Mais les conditions de prise en charge par l’Assurance maladie sont plus réduites : les actes liés à un bilan implantaire (sauf cas très spécifiques) sont facturables mais non remboursables. La question que vous devrez vous poser c’est : « Le jeu en vaut-il la chandelle s’il n’y a pas de retour sur investissement ? » Si vous avez les reins solides sur le plan financier, c’est le bénéfice en termes de confort de travail qui vous donnera envie d’acquérir un cone beam.

6- Prenez toujours des mesures de radioprotection

Les humains sont soumis à une irradiation naturelle provenant des éléments radioactifs de la Terre, estimée à trois microsieverts (μSv) par jour. Selon l’IRSN (Institut de radioprotection et de sûreté nucléaire), les doses efficaces pour les examens radiologiques sont :

  • 1 à 8 μSv pour un cliché intra-buccal ;
  • 2 à 3 μSv pour une étude céphalométrique ;
  • 4 à 30 μSv pour une radio panoramique ;
  • quelques dizaines à quelques centaines de μSv pour un cone beam ;
  • quelques centaines à quelques milliers de μSv pour un scanner médical.

Étant donné les faibles doses d’irradiation, l’ISRN estime que le port du tablier plombé n’est pas justifié en radiologie dentaire hormis – principe de précaution – chez les femmes enceintes et chez les enfants subissant des examens répétés. Mais le meilleur moyen de réduire la dose reste d’éliminer les clichés inutiles, en appliquant le principe Alara (as low as reasonnably achievable) énoncé par la Commission internationale de protection radiologique : « Que toutes les expositions doivent être aussi basses qu’il soit raisonnablement possible d’atteindre, compte tenu des facteurs économiques et sociaux. »

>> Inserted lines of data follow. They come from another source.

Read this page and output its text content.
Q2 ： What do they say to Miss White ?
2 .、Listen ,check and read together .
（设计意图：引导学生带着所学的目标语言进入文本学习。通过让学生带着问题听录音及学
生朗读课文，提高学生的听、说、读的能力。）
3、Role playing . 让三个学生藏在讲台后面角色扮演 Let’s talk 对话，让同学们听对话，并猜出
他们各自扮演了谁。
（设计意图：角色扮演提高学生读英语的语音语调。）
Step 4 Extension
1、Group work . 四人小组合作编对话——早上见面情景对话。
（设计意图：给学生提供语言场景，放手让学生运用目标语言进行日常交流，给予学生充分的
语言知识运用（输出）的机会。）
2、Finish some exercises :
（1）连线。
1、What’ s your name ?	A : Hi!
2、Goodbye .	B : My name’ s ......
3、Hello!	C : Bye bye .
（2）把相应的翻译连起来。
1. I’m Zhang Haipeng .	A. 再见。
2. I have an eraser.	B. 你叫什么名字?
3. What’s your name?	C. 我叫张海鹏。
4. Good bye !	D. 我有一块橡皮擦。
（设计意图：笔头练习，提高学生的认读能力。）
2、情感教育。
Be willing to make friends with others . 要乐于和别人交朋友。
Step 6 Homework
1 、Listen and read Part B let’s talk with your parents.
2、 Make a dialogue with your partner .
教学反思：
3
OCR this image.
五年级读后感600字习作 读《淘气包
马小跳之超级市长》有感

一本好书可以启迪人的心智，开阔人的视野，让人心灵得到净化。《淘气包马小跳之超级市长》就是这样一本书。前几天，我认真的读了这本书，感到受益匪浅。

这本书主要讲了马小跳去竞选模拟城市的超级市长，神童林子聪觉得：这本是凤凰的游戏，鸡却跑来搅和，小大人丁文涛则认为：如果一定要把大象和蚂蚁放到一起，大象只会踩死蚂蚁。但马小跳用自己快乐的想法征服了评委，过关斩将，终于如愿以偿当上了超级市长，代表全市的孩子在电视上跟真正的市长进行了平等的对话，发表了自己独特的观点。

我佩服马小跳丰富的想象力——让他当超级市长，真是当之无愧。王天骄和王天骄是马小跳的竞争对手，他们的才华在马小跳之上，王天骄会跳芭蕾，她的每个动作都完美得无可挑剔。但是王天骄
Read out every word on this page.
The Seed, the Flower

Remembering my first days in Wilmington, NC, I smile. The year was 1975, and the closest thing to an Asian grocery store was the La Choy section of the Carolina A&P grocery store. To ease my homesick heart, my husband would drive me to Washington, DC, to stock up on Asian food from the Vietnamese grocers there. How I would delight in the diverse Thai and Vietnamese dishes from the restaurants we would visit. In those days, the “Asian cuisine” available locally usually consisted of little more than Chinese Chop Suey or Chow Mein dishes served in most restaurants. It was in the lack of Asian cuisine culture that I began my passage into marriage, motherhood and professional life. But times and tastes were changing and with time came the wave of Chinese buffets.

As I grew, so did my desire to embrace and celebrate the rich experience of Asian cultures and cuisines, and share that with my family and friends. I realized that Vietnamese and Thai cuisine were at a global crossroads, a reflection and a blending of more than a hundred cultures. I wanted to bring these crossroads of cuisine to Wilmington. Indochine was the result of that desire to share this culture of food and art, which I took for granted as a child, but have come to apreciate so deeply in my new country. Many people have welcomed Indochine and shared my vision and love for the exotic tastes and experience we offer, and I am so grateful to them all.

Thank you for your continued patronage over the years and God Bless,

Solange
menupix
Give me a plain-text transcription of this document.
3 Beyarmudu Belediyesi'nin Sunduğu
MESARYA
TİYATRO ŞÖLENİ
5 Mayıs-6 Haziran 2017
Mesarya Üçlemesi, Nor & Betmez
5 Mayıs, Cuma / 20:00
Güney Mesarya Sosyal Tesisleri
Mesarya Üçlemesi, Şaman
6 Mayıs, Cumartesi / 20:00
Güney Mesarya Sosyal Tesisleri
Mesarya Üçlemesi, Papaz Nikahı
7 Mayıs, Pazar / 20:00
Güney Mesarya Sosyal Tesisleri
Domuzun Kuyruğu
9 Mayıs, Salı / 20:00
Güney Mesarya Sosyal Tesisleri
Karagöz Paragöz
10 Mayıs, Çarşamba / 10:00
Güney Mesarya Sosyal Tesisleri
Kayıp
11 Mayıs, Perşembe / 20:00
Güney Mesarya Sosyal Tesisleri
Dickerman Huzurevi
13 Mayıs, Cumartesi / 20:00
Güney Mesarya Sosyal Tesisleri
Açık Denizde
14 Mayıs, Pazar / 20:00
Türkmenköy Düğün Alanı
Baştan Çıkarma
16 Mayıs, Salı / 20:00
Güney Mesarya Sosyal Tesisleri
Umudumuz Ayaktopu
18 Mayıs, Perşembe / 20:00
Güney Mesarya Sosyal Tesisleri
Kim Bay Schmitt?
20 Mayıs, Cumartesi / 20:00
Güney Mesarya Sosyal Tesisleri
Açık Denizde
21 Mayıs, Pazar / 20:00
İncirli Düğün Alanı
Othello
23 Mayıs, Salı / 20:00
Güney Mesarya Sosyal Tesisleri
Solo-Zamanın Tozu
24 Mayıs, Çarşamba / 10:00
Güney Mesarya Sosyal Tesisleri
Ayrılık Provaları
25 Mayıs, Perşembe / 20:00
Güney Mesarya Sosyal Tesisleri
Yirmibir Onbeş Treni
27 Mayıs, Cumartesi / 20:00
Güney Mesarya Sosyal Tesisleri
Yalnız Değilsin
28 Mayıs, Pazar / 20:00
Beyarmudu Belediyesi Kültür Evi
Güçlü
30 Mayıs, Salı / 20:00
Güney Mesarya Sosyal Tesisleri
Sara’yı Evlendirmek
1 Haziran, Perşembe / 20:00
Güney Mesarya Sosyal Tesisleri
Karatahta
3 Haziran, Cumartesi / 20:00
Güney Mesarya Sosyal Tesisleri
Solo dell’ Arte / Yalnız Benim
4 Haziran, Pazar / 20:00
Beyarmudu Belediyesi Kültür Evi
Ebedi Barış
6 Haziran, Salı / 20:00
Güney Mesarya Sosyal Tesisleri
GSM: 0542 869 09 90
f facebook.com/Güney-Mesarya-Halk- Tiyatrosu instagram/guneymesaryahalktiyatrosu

7- La radiologie est un formidable outil de communication

Proposer à vos patients les outils radiologiques les plus modernes facilite grandement la communication avec le patient. Il est plus efficace d’expliquer un diagnostic et un plan de traitement à partir d’une image sur un écran plutôt qu’à partir d’un schéma griffonné sur un bout de papier. Par ailleurs, les données viennent compléter les fiches destinées aux laboratoires de prothèse. En implantologie en particulier, le logiciel associé au cone beam permet de transmettre des informations très précises avec axe des implants et visualisation du projet prothétique.

Un guide pour sécuriser l’imagerie médicale au cabinet

« Assurance de la qualité en imagerie médicale mettant en œuvre des rayonnements ionisants – Radiologie dentaire », Philippe ROCHER, les dossiers de l’ADF, 2019, 5 €.
Avec ce guide, l’ADF décrit le système de qualité à mettre en œuvre conformément à l’article L.1333-19 du Code de la santé publique applicable au cabinet dentaire depuis le 1er juillet 2019 :

• Les actes de radiologie sont soumis à la justification du choix de l’acte, l’optimisation des doses délivrées aux patients et au rendu du résultat ;

• Les professionnels pratiquant la radiologie sont soumis à une obligation de formation relative à l’exercice pratique et à la protection des personnes exposées (renouvelable tous les dix ans).